La CPI, souvent critiquée pour sa lenteur, joue ici sa crédibilité. Ce procès est le premier d'une telle envergure visant un ancien chef d'État démocratiquement élu pour des actes commis durant son mandat au XXIe siècle. L'enjeu dépasse le cas philippin : il s'agit de définir si la souveraineté nationale peut encore servir de bouclier à une politique de massacre organisé sous couvert de sécurité publique.
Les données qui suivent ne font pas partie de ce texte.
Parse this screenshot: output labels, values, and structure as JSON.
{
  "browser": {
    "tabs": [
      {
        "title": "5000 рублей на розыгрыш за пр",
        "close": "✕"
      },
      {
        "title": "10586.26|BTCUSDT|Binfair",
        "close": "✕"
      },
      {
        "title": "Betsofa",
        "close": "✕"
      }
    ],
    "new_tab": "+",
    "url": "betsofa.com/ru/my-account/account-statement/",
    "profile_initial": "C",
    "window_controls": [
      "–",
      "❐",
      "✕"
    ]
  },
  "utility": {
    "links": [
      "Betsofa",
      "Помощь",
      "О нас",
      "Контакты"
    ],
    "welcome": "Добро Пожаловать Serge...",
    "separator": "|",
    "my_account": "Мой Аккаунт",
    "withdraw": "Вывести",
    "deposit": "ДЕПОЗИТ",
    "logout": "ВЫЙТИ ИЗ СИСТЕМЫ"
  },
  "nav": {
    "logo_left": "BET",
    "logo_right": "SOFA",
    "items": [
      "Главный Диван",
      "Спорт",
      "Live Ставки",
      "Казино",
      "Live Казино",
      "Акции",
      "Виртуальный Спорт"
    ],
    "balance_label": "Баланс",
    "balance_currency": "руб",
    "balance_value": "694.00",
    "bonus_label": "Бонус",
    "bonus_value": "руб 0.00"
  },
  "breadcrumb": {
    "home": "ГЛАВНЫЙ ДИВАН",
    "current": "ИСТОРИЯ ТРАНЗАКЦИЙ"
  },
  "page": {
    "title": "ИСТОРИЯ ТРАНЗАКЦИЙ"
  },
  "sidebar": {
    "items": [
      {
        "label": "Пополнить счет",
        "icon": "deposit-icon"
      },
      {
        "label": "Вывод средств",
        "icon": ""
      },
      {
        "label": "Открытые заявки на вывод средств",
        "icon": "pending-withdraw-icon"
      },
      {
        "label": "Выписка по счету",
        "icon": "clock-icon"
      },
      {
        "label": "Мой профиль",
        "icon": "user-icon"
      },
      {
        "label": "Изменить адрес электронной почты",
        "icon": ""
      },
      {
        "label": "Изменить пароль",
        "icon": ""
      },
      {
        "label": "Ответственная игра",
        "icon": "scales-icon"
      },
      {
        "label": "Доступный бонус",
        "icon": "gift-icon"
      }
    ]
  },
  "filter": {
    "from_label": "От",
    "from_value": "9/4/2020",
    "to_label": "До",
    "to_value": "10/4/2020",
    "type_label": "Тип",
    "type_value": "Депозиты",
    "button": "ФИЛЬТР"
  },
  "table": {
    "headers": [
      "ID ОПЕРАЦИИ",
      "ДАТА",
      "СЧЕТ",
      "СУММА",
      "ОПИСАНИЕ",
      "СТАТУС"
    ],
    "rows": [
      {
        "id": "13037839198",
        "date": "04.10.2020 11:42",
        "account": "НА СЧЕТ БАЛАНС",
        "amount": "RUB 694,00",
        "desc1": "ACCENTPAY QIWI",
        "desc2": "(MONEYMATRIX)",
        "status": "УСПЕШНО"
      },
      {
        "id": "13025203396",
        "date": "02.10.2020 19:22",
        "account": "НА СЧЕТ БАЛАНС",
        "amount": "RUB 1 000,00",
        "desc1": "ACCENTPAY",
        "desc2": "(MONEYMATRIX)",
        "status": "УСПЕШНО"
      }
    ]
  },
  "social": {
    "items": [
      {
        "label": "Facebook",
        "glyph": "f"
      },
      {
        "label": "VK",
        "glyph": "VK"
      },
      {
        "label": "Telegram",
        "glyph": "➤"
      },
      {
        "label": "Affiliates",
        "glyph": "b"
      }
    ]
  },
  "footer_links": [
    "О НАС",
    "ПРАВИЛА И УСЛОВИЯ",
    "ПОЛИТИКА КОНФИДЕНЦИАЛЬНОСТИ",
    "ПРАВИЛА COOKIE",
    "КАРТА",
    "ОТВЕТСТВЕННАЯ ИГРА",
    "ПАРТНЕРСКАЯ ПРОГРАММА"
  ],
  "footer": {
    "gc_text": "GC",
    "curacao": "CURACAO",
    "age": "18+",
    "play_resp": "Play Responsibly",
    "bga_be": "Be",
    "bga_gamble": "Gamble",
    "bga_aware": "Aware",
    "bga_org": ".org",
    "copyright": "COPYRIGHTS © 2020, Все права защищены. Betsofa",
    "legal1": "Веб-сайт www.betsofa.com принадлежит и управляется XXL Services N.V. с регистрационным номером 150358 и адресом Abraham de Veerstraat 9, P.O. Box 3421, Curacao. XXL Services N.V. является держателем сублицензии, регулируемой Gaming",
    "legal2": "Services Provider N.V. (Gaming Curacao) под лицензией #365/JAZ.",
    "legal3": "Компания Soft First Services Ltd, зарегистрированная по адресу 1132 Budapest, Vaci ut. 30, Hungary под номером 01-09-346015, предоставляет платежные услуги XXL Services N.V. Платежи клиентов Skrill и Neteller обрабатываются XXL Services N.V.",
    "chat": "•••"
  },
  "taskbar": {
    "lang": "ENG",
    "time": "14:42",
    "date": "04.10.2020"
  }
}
Un impact géopolitique régional
Aux Philippines, le procès exacerbe les tensions entre l'administration actuelle de Ferdinand Marcos Jr et le clan Duterte. La décision de Manille, prise l'année dernière, de coopérer partiellement avec la Cour a provoqué une rupture définitive entre les deux dynasties. Pour OMONDO, cette séquence montre que la justice internationale est devenue un acteur de la politique intérieure des nations. Le verdict, attendu plus tard cette année, pourrait redéfinir les standards de gouvernance dans toute la région Indo-Pacifique, où la tentation de l'homme fort reste prégnante.